Well, except, do you think that's what he was doing with Shambhutra before, when he told him he was going to become the Buddha? No, he was giving him the one vehicle. So, this is the parable about the one vehicle. the great vehicle. The burning house, which we all know, the ancient, old, twisted karma burning house that has the one narrow door and our situation of being quite heedless about what we're doing, running back and forth with our little playthings. And the father The teacher, even our inner teacher, knowing the extent of this distraction, wants to get us out.

[87:10]

So, you know, we start practice. For whatever reason, we start practice. We have an intuition of something. And there's usually some kind of gaining idea. I would say there is always some kind of gaining idea at the beginning of practice. You want something or other. And little by little, as the years go by, you're taught. If you really stick to the practice, every gaining idea you have punishes you. and they begin to be winnowed out and the practice becomes pure, you know, less attached, just practice for practice sake. And gradually one enters this

[88:13]

this one vehicle, practice. And it's not just the gaining ideas, you know, also the enormous effort that one needs to make in a practice. The very focused effort, the very directed effort. And then also the willingness to give the effort up when the time comes. So, the one vehicle that we may have thought that we wanted peace of mind, the deer-drawn cart, or we may have thought that we wanted better relations, more loving heart, the goat-drawn cart, whatever these things are that we want, But what it is, is that as practice continues, we become more identified with the One Vehicle.

[89:30]

And in our teaching, what is the One Vehicle?

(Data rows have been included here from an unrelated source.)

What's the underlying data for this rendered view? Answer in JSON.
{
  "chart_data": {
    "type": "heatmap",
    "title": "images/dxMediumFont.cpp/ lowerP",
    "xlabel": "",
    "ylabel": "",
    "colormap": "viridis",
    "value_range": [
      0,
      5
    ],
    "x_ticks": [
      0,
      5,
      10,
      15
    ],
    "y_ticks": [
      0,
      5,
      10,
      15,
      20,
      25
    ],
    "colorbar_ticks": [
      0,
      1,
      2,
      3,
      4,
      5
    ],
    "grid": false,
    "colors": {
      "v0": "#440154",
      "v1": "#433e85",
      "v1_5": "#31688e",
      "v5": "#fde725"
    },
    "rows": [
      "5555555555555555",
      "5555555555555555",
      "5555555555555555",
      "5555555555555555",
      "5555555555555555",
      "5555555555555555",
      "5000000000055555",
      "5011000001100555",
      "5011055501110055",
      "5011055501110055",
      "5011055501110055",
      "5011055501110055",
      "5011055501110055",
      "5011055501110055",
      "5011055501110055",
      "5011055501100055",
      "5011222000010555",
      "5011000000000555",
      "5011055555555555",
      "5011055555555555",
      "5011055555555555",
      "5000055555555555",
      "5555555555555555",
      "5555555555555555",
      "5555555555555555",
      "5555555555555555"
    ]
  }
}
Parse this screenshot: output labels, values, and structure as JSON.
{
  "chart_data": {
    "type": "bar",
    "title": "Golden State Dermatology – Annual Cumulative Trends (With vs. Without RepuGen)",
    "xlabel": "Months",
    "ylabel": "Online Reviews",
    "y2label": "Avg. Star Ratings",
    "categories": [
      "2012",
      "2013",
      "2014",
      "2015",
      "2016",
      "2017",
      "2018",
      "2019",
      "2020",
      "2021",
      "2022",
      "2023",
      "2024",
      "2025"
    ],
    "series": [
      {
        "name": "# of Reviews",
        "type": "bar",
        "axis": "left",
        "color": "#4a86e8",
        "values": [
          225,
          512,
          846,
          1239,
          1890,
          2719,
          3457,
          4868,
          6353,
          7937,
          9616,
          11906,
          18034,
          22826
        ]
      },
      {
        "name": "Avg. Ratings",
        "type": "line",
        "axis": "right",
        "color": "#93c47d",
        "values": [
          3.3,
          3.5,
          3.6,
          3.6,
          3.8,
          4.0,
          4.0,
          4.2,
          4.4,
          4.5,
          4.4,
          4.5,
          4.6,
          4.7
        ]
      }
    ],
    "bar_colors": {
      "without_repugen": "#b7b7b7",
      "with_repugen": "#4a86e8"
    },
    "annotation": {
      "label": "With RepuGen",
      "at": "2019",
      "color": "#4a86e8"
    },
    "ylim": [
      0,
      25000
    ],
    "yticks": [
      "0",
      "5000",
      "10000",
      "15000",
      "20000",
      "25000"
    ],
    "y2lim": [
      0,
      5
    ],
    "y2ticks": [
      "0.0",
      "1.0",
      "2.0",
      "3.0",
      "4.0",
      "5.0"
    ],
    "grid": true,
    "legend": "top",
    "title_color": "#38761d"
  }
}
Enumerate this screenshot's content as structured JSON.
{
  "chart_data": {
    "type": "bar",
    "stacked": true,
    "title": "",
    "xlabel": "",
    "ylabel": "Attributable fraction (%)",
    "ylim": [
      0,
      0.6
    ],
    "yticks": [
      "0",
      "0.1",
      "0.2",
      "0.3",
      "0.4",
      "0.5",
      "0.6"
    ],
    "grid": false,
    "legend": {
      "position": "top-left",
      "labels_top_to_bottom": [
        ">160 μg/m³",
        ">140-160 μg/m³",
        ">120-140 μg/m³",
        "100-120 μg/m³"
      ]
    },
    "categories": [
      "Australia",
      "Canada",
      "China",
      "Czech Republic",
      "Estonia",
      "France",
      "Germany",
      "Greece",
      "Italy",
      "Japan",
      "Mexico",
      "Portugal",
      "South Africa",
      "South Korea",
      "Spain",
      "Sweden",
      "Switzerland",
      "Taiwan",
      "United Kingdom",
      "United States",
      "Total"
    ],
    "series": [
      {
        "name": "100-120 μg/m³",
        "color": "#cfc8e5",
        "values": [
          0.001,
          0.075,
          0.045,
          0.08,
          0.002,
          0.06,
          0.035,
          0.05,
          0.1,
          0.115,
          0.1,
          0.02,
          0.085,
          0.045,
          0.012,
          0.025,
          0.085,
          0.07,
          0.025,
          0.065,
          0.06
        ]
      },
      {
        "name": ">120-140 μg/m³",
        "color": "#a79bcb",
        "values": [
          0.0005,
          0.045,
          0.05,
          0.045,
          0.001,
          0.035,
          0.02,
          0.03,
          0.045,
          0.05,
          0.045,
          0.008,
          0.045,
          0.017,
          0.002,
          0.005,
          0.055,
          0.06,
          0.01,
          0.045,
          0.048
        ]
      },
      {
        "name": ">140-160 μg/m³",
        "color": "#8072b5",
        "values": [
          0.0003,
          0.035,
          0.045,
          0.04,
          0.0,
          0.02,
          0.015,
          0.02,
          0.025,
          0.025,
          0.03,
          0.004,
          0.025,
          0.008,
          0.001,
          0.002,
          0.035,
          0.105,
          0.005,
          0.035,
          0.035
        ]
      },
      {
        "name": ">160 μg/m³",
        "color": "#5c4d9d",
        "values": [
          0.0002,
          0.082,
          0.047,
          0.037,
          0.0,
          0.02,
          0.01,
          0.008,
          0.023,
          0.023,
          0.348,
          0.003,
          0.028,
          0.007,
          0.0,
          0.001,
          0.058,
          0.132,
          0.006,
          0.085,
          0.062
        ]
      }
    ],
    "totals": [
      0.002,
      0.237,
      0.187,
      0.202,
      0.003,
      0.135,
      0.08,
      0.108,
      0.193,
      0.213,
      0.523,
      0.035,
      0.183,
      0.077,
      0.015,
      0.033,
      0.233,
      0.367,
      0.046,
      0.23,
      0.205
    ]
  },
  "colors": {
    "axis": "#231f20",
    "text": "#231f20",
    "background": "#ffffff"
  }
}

It's very clear in our school. It's Zazen. It's the form of the One Vehicle. And I'm going to read just a little from Dogen Zenji's Fukan Zazenji, Dogen's Zazen instructions, which begins, the way is basically perfect and all-pervading. How could it be contingent upon practice and realization? The Dharma vehicle is free and untrammeled What need is there for concentrated effort? That's the Dharmakaya. Everything's perfect. Indeed, the whole body is far beyond the world's dust. Who could believe in a means to brush it clean?

[90:37]

It is never apart from one, right where one is. What is the use of going off here and there to practice? And yet, if there is the slightest discrepancy, the way is as distant as heaven from earth. And then he comes around to a description of the one vehicle. Nidai mentioned the Buddha who was possessed of inborn knowledge. The influence of his six years of upright sitting is noticeable still. And he gives Zazen instruction. The Zazen I speak of is not learning meditation. It is simply the Dharma gate of repose and bliss, the practice realization of totally culminated enlightenment. It is the manifestation of ultimate reality. Traps and snares can never reach it. Once its heart is grasped, you are like the dragon entering the water, like the tiger entering the mountain.

[91:39]

for you know that just there in Zazen the right Dharma is manifesting itself and from the very first dullness and distraction are set aside." So, it's nice to read again and again this Zazen instruction. And this is our instruction in the One Vehicle. Well, Ron has gotten his wish tonight. We've had an hour and a half of talk. And Stephen is probably pleased. So things work out. And I wanted us to write about the one vehicle. And anybody can still write about the one vehicle. Just do a kind of five minute... You're bold enough. and I'll read it anonymously. Okay, so it's nine.

[92:45]

Is there anything that anyone wants to say before we start?